10 The name of this group is a play on words that cannot be translated into English. It expresses the idea of a laboratory to unmask the social impositions that stand behind gender identities and roles.

11 Confederazione Generale Italiana del Lavoro (Italian General Confederation of Labour).

12 These (CGIL, CISL, and UIL) are the largest and oldest trade unions in Italy, which aim to represent all types of workers and try to cover all economic sectors.
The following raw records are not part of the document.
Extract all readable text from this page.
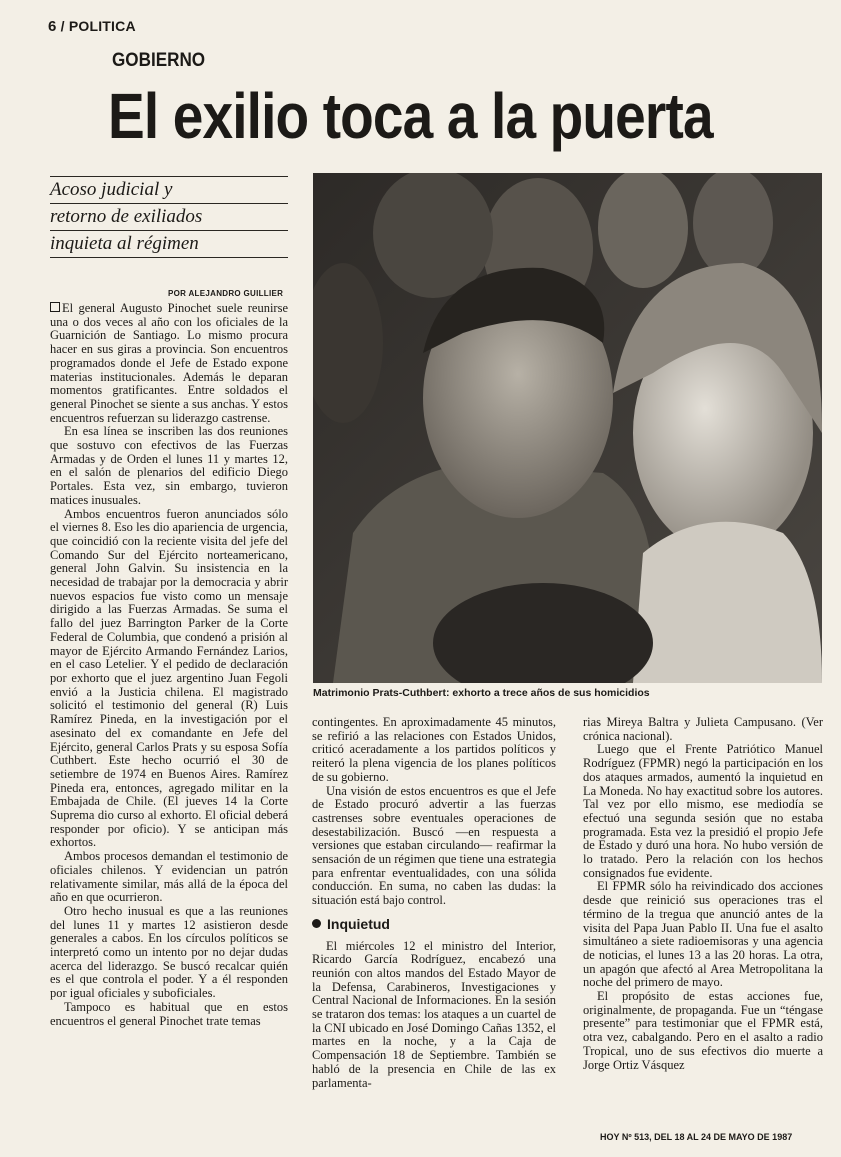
6 / POLITICA
GOBIERNO
El exilio toca a la puerta
Acoso judicial y
retorno de exiliados
inquieta al régimen
POR ALEJANDRO GUILLIER

El general Augusto Pinochet suele reunirse una o dos veces al año con los oficiales de la Guarnición de Santiago. Lo mismo procura hacer en sus giras a provincia. Son encuentros programados donde el Jefe de Estado expone materias institucionales. Además le deparan momentos gratificantes. Entre soldados el general Pinochet se siente a sus anchas. Y estos encuentros refuerzan su liderazgo castrense.

En esa línea se inscriben las dos reuniones que sostuvo con efectivos de las Fuerzas Armadas y de Orden el lunes 11 y martes 12, en el salón de plenarios del edificio Diego Portales. Esta vez, sin embargo, tuvieron matices inusuales.

Ambos encuentros fueron anunciados sólo el viernes 8. Eso les dio apariencia de urgencia, que coincidió con la reciente visita del jefe del Comando Sur del Ejército norteamericano, general John Galvin. Su insistencia en la necesidad de trabajar por la democracia y abrir nuevos espacios fue visto como un mensaje dirigido a las Fuerzas Armadas. Se suma el fallo del juez Barrington Parker de la Corte Federal de Columbia, que condenó a prisión al mayor de Ejército Armando Fernández Larios, en el caso Letelier. Y el pedido de declaración por exhorto que el juez argentino Juan Fegoli envió a la Justicia chilena. El magistrado solicitó el testimonio del general (R) Luis Ramírez Pineda, en la investigación por el asesinato del ex comandante en Jefe del Ejército, general Carlos Prats y su esposa Sofía Cuthbert. Este hecho ocurrió el 30 de setiembre de 1974 en Buenos Aires. Ramírez Pineda era, entonces, agregado militar en la Embajada de Chile. (El jueves 14 la Corte Suprema dio curso al exhorto. El oficial deberá responder por oficio). Y se anticipan más exhortos.

Ambos procesos demandan el testimonio de oficiales chilenos. Y evidencian un patrón relativamente similar, más allá de la época del año en que ocurrieron.

Otro hecho inusual es que a las reuniones del lunes 11 y martes 12 asistieron desde generales a cabos. En los círculos políticos se interpretó como un intento por no dejar dudas acerca del liderazgo. Se buscó recalcar quién es el que controla el poder. Y a él responden por igual oficiales y suboficiales.

Tampoco es habitual que en estos encuentros el general Pinochet trate temas

Matrimonio Prats-Cuthbert: exhorto a trece años de sus homicidios

contingentes. En aproximadamente 45 minutos, se refirió a las relaciones con Estados Unidos, criticó aceradamente a los partidos políticos y reiteró la plena vigencia de los planes políticos de su gobierno.

Una visión de estos encuentros es que el Jefe de Estado procuró advertir a las fuerzas castrenses sobre eventuales operaciones de desestabilización. Buscó —en respuesta a versiones que estaban circulando— reafirmar la sensación de un régimen que tiene una estrategia para enfrentar eventualidades, con una sólida conducción. En suma, no caben las dudas: la situación está bajo control.

Inquietud

El miércoles 12 el ministro del Interior, Ricardo García Rodríguez, encabezó una reunión con altos mandos del Estado Mayor de la Defensa, Carabineros, Investigaciones y Central Nacional de Informaciones. En la sesión se trataron dos temas: los ataques a un cuartel de la CNI ubicado en José Domingo Cañas 1352, el martes en la noche, y a la Caja de Compensación 18 de Septiembre. También se habló de la presencia en Chile de las ex parlamenta-

rias Mireya Baltra y Julieta Campusano. (Ver crónica nacional).

Luego que el Frente Patriótico Manuel Rodríguez (FPMR) negó la participación en los dos ataques armados, aumentó la inquietud en La Moneda. No hay exactitud sobre los autores. Tal vez por ello mismo, ese mediodía se efectuó una segunda sesión que no estaba programada. Esta vez la presidió el propio Jefe de Estado y duró una hora. No hubo versión de lo tratado. Pero la relación con los hechos consignados fue evidente.

El FPMR sólo ha reivindicado dos acciones desde que reinició sus operaciones tras el término de la tregua que anunció antes de la visita del Papa Juan Pablo II. Una fue el asalto simultáneo a siete radioemisoras y una agencia de noticias, el lunes 13 a las 20 horas. La otra, un apagón que afectó al Area Metropolitana la noche del primero de mayo.

El propósito de estas acciones fue, originalmente, de propaganda. Fue un “téngase presente” para testimoniar que el FPMR está, otra vez, cabalgando. Pero en el asalto a radio Tropical, uno de sus efectivos dio muerte a Jorge Ortiz Vásquez

HOY Nº 513, DEL 18 AL 24 DE MAYO DE 1987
They are distinct from both the autonomous and rank-and-file trade unions, which are much smaller and conflictual.

13 An ancient Greek word, Ireos means both ‘lily’, which is the symbol of Florence, and ‘rainbow,’ which is the symbol of the LGBTQI movement.

14 Monica Cirinnà is a politician of the Democratic Party; she was elected Senator in 2013 and again in 2018.

15 This refers to the centre-right politician Beatrice Lorenzin, who was Minister of Health from 2013 to 2018.

16 The interviewees mention both the European Court of Justice (ECJ), which is the supreme court of the EU in matters of EU law, and the European Court of Human Rights (ECHR), which is an international court established in 1959 by the European Convention on Human Rights, which was ratified by all the 47 Council of Europe member states. Having been adopted within the context of the Council of Europe, the ECHR, technically, is not a EU body (see footnote 10).

17 LGBTQI Prides represent a partial exception as they ask for the official support of local administrations in order to obtain a greater political legitimacy (Int.IT.G10).